Jun 10, 2020, 1:16pm EDT

As COVID-19 and a recession swept across the nation, many companies decided to eliminate jobs, creating the worst unemployment crisis since the Great Depression. But The Crowther Group, a Dallas-based construction general contractor, decided instead to start hiring. “All of the things that I’ve read and I’ve studied as a business owner have always told me to look for your blue ocean,” said president and CEO Thomas Crowther. “When everyone is swimming in shark infested waters, look for the waters where there aren’t many sharks.” The Crowther Group specializes in commercial construction. For the last three years, construction in Texas was booming, Crowther said. Now things have slowed down from that record pace.

Despite this, The Crowther Group has remained stable, even three months into the pandemic. By using this time to hire recently laid-off talent and seeking contracts in industries expanding despite COVID-19, the Crowther Group has remained successful.
Now is the time to seek out new employees, Crowther said.

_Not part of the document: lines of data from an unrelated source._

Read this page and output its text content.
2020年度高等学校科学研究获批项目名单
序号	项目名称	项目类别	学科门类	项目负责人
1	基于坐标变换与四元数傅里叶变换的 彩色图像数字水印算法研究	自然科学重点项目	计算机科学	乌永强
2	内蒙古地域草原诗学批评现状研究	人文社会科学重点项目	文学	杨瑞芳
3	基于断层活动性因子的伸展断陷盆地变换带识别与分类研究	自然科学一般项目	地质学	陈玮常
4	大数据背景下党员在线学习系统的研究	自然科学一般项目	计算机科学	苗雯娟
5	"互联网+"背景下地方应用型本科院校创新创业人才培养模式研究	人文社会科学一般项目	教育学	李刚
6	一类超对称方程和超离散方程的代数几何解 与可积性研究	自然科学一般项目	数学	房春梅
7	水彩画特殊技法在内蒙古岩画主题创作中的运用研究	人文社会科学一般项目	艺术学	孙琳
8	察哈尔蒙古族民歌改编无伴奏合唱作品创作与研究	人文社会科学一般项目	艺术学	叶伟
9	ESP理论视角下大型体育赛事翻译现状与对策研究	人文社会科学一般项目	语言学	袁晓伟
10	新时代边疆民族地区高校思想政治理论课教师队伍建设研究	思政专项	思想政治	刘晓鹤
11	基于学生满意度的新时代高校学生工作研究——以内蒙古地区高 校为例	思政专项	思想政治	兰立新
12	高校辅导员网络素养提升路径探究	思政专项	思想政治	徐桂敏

As large companies are reducing their size, there are unemployed workers who may be a great fit for smaller companies such as Crowther. “As a small business, one key individual can be a differentiator in your company,” Crowther said.

The Crowther Group generated about $12 million in revenue last year. Austin Bridge & Road awarded Crowther a contract in April to build a platform extension at the Dallas Area Rapid Transit station at Cityplace. Dallas Independent School District is finalizing a contract with the company as well, Crowther said. DART spokesman Mark Ball said the primary contractor awarded Crowther a subcontractor role to handle concrete, structural and finishes to Cityplace Station. The subcontract was valued at $834,964, he said.
Construction contracts have hit a pause in the retail, aviation and hospitality industries, Crowther said. However, the circumstances of the pandemic make other industries ideal for construction. For instance, less traffic and talk of a new federal spending bill means now is the time to acquire transportation contracts, he said.

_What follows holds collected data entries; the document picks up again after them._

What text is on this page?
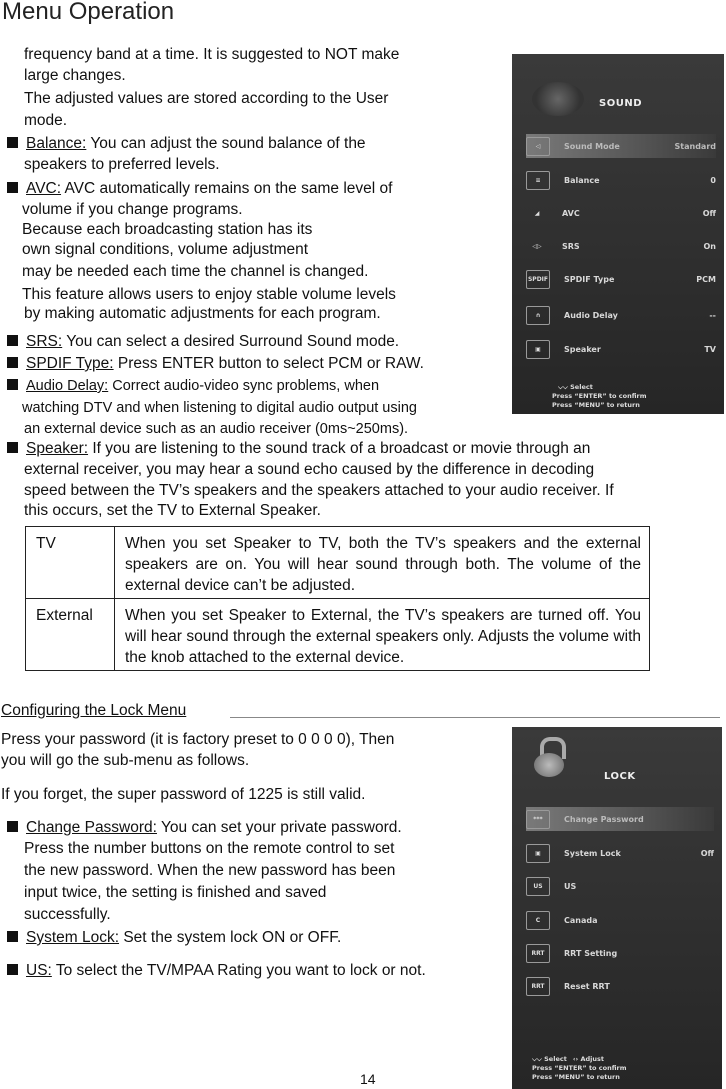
Menu Operation
frequency band at a time. It is suggested to NOT make
large changes.
The adjusted values are stored according to the User
mode.
Balance: You can adjust the sound balance of the
speakers to preferred levels.
AVC: AVC automatically remains on the same level of
volume if you change programs.
Because each broadcasting station has its
own signal conditions, volume adjustment
may be needed each time the channel is changed.
This feature allows users to enjoy stable volume levels
by making automatic adjustments for each program.
SRS: You can select a desired Surround Sound mode.
SPDIF Type: Press ENTER button to select PCM or RAW.
Audio Delay: Correct audio-video sync problems, when
watching DTV and when listening to digital audio output using
an external device such as an audio receiver (0ms~250ms).
Speaker: If you are listening to the sound track of a broadcast or movie through an
external receiver, you may hear a sound echo caused by the difference in decoding
speed between the TV’s speakers and the speakers attached to your audio receiver. If
this occurs, set the TV to External Speaker.
TV	When you set Speaker to TV, both the TV’s speakers and the external speakers are on. You will hear sound through both. The volume of the external device can’t be adjusted.
External	When you set Speaker to External, the TV’s speakers are turned off. You will hear sound through the external speakers only. Adjusts the volume with the knob attached to the external device.
Configuring the Lock Menu
Press your password (it is factory preset to 0 0 0 0), Then
you will go the sub-menu as follows.
If you forget, the super password of 1225 is still valid.
Change Password: You can set your private password.
Press the number buttons on the remote control to set
the new password. When the new password has been
input twice, the setting is finished and saved
successfully.
System Lock: Set the system lock ON or OFF.
US: To select the TV/MPAA Rating you want to lock or not.
SOUND
◁	Sound Mode	Standard
≡	Balance	0
◢	AVC	Off
◁▷	SRS	On
SPDIF SPDIF Type	PCM
∩	Audio Delay	--
▣	Speaker	TV
⌵⌵ Select
Press “ENTER” to confirm
Press “MENU” to return
LOCK
***	Change Password
▣	System Lock	Off
US	US
C	Canada
RRT	RRT Setting
RRT	Reset RRT
⌵⌵ Select ‹› Adjust
Press “ENTER” to confirm
Press “MENU” to return
14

The K-12 education sector is also expanding, Crowther said. With kids out of school, districts are eyeing expansion projects, he said. “Essential work that’s actually been active prior to COVID-19 has continued,” Crowther said. Crowther is a member of the Regional Black Contractors Association, an advocacy group for African American contractors. Kimberly Shaw, President of the RBCA, said the projects in industries affected by COVID-19 are going to be delayed. If construction hasn’t already started, many projects may be scrapped entirely because it no longer makes financial sense for the developer, she said. This has caused a pause in new work. General contractors are becoming more competitive in seeking new contracts. However, the construction industry has learned from the crisis, Crowther said. He believes his business will be more innovative as a result. The greatest asset in keeping his company steady during this time has been his faith, he said.